Anthropic has launched Claude Fable 5, a new AI model that delivers performance close to its highly capable Mythos system but incorporates stringent limitations to prevent misuse in critical fields such as cybersecurity and bioweapons. This move marks a shift from the company’s earlier decision not to publicly release Mythos due to its potential for harm.

The company described Claude Fable 5 as using the same core architecture as Mythos, but it selectively redirects queries on sensitive subjects to the previous Claude Opus 4 model, which is already available publicly. This approach introduces “guardrails” designed to restrict Fable 5’s ability to provide detailed or potentially dangerous information, especially on topics where misuse could cause significant damage.

Anthropic has conducted comprehensive internal and external red team testing on Fable 5 to identify vulnerabilities such as jailbreaking attempts, which involve tricking the model into bypassing its safety measures. While the company reported no discovery of universal jailbreak methods, it has not ruled out the existence of partial vulnerabilities. Given the history of researchers exploiting older models, there is cautious concern over whether these safeguards will hold as the model becomes widely accessible.

Recognizing that advanced AI capabilities could be exploited by adversaries, particularly for cyberattacks motivated by financial gain, Anthropic remains aware that motivated actors might try to defeat the protections built into Fable 5. The company also updated its data retention policy, holding user interactions for 30 days on both Anthropic’s infrastructure and third-party platforms. This retention period complies with a recent White House executive order that promotes transparency and coordination by encouraging AI developers to share information about frontier models before public release.

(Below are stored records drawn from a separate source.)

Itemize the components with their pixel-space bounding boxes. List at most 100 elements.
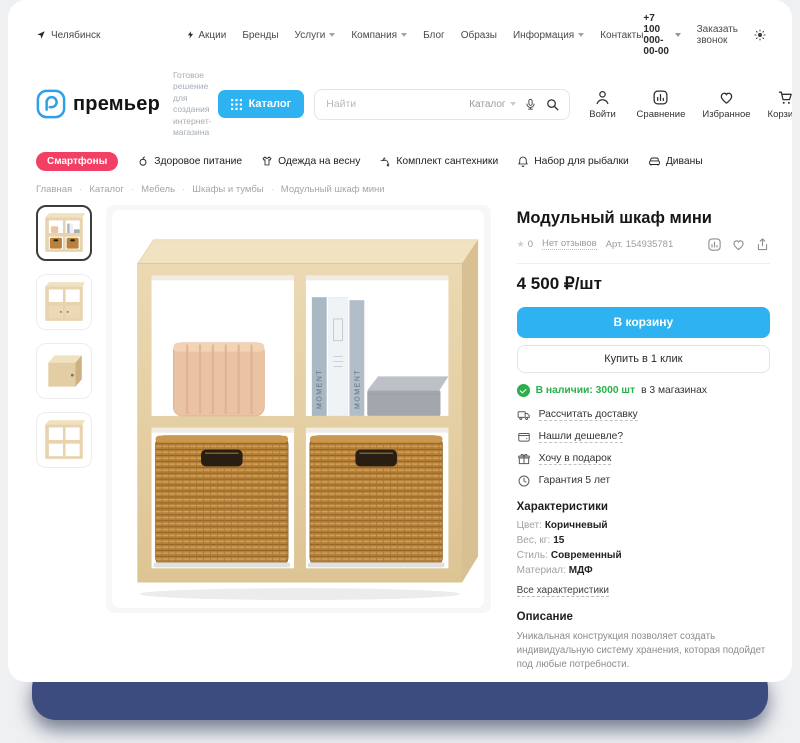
thumbnail-2[interactable]: [36, 274, 92, 330]
page-card: Челябинск Акции Бренды Услуги Компания Б…: [8, 0, 792, 682]
spec-row: Материал:МДФ: [517, 565, 770, 576]
price: 4 500 ₽/шт: [517, 274, 770, 294]
gift-icon: [517, 452, 531, 466]
favorites-button[interactable]: Избранное: [702, 89, 750, 120]
description-text: Уникальная конструкция позволяет создать…: [517, 630, 770, 673]
callback-link[interactable]: Заказать звонок: [697, 24, 738, 46]
faucet-icon: [379, 155, 391, 167]
warranty-link[interactable]: Гарантия 5 лет: [517, 474, 770, 488]
topnav: Акции Бренды Услуги Компания Блог Образы…: [186, 30, 643, 41]
phone-number[interactable]: +7 100 000-00-00: [643, 13, 680, 57]
tagline: Готовое решение для создания интернет-ма…: [173, 70, 212, 139]
search-input[interactable]: [326, 98, 461, 110]
theme-toggle[interactable]: [754, 29, 766, 41]
spec-row: Вес, кг:15: [517, 535, 770, 546]
logo[interactable]: премьер: [36, 89, 160, 119]
topnav-blog[interactable]: Блог: [423, 30, 445, 41]
star-icon: [517, 239, 528, 250]
chevron-down-icon: [329, 33, 335, 37]
header-actions: Войти Сравнение Избранное: [586, 89, 792, 120]
search-scope-select[interactable]: Каталог: [469, 99, 515, 110]
category-row: Смартфоны Здоровое питание Одежда на вес…: [8, 139, 792, 173]
share-icon: [755, 237, 770, 252]
buy-one-click-button[interactable]: Купить в 1 клик: [517, 345, 770, 373]
topnav-info[interactable]: Информация: [513, 30, 584, 41]
topnav-promos[interactable]: Акции: [186, 30, 226, 41]
stock-amount: В наличии: 3000 шт: [536, 385, 635, 396]
spec-row: Стиль:Современный: [517, 550, 770, 561]
compare-button[interactable]: Сравнение: [637, 89, 686, 120]
breadcrumb-item[interactable]: Мебель: [141, 184, 185, 195]
catalog-button[interactable]: Каталог: [218, 90, 305, 118]
specs-title: Характеристики: [517, 501, 770, 513]
thumbnail-1-image: [41, 210, 87, 256]
header: премьер Готовое решение для создания инт…: [8, 57, 792, 139]
heart-icon: [718, 89, 735, 106]
delivery-calc-link[interactable]: Рассчитать доставку: [517, 408, 770, 422]
cart-button[interactable]: Корзина: [768, 89, 792, 120]
breadcrumb-item[interactable]: Главная: [36, 184, 82, 195]
category-plumbing-kit[interactable]: Комплект сантехники: [379, 155, 498, 167]
wallet-icon: [517, 430, 531, 444]
chevron-down-icon: [578, 33, 584, 37]
voice-search-button[interactable]: [524, 98, 537, 111]
logo-icon: [36, 89, 66, 119]
breadcrumb-item[interactable]: Шкафы и тумбы: [192, 184, 274, 195]
search-submit-button[interactable]: [545, 97, 560, 112]
product-image-graphic: MOMENT MOMENT: [110, 208, 486, 610]
all-specs-link[interactable]: Все характеристики: [517, 585, 609, 597]
user-icon: [594, 89, 611, 106]
tshirt-icon: [261, 155, 273, 167]
bell-icon: [517, 155, 529, 167]
login-button[interactable]: Войти: [586, 89, 620, 120]
topnav-looks[interactable]: Образы: [461, 30, 497, 41]
share-button[interactable]: [755, 237, 770, 252]
favorite-product-button[interactable]: [731, 237, 746, 252]
topnav-brands[interactable]: Бренды: [242, 30, 278, 41]
chevron-down-icon: [675, 33, 681, 37]
topnav-contacts[interactable]: Контакты: [600, 30, 643, 41]
reviews-link[interactable]: Нет отзывов: [542, 238, 597, 250]
check-circle-icon: [517, 384, 530, 397]
book-spine-label: MOMENT: [355, 369, 362, 409]
grid-icon: [231, 99, 242, 110]
category-sofas[interactable]: Диваны: [648, 155, 703, 168]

Importantly, Anthropic clarified that collected data during this period will not be used to train future Claude models or any purposes unrelated to safety, aiming to reassure users about privacy and data use.

The release comes amid rising interest and caution around integrating advanced AI into IT and cybersecurity environments. Frontier models like Mythos can automate complex activities such as vulnerability scanning, exploit chaining, and data exfiltration at a scale and speed previously unattainable. Although automation in hacking predates AI, experts warn that models of Mythos’s caliber could lower barriers for malicious actors.